Due serate che non scorderò.

Aria nuova e vecchi respiri

gattiONF10 settembre. Comincia una nuova avventura. Finalmente faccio ingresso nel Nuovo Teatro dell’Opera e la sensazione che mi pervade è quella di un cambio passo. Struttura magniloquente e moderna, ampio foyer, auditorium finalmente concepito con una digradazione dei posti giusta per le altezze medie delle persone (quasi) a prova di dolicocefalo nel posto davanti, spazio per le gambe adeguatissimo anche per uno spilungone come lo scrivente. Orchestra a tiro di due braccia dalla prima fila, e senza barriere, come ai Berliner. Belle impressioni che, sarà un caso, si ripercuotono anche nella percezione di una maggiore educazione diffusa: platea pienissima ma niente tubercolario (!) niente salotto e pochissimi scarti di caramella o bracciali tintinnanti. Insomma, sembrava di non essere in Italia. In quest’estasi mi è parso addirittura di avvertire un piacevole abbassamento dell’età media dell’audience, con punte di figanza considerevoli (consentitemi il considerevoli, smile). Sarà la bellezza 2.0 che tutto move oggidì.
Condizioni ideali del terreno di gioco, avrebbe detto Sandro Ciotti, almeno in platea (nelle gallerie non so; la cosa strana è che dal basso, collocandosi quasi all’altezza del podio si vedono al massimo le prime due file…)

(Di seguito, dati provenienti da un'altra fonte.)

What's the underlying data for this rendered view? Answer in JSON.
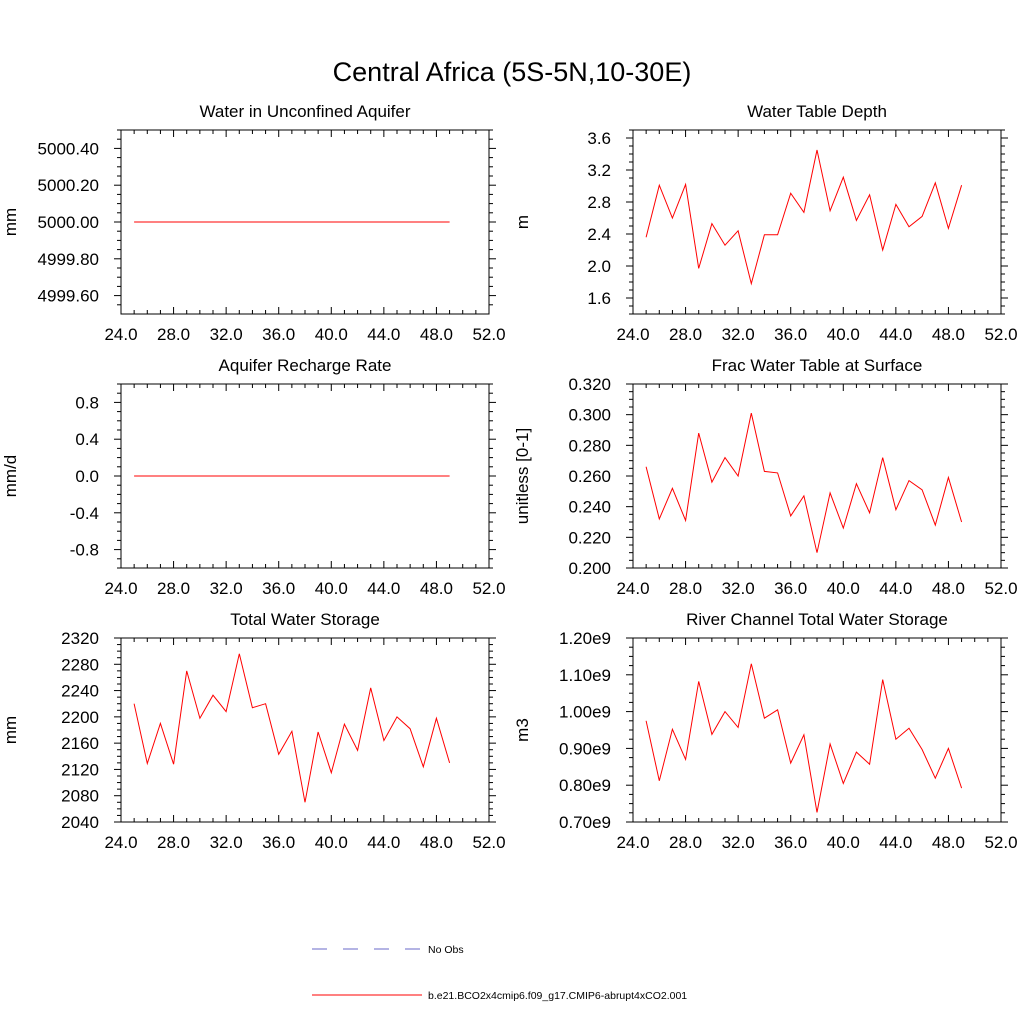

A questo punto bisogna considerare l’acustica del luogo e la performance della serata, che vedeva la storica Orchestre National de France col suo direttore musicale Daniele Gatti sul podio. Gatti lo abbiamo già ascoltato al Verdi tempo fa (2006), e forse aliunde, non ricordo; ultimamente è spesso qui e poiché Mehta non è più un ragazzino c’è chi fa due più due. Vedremo.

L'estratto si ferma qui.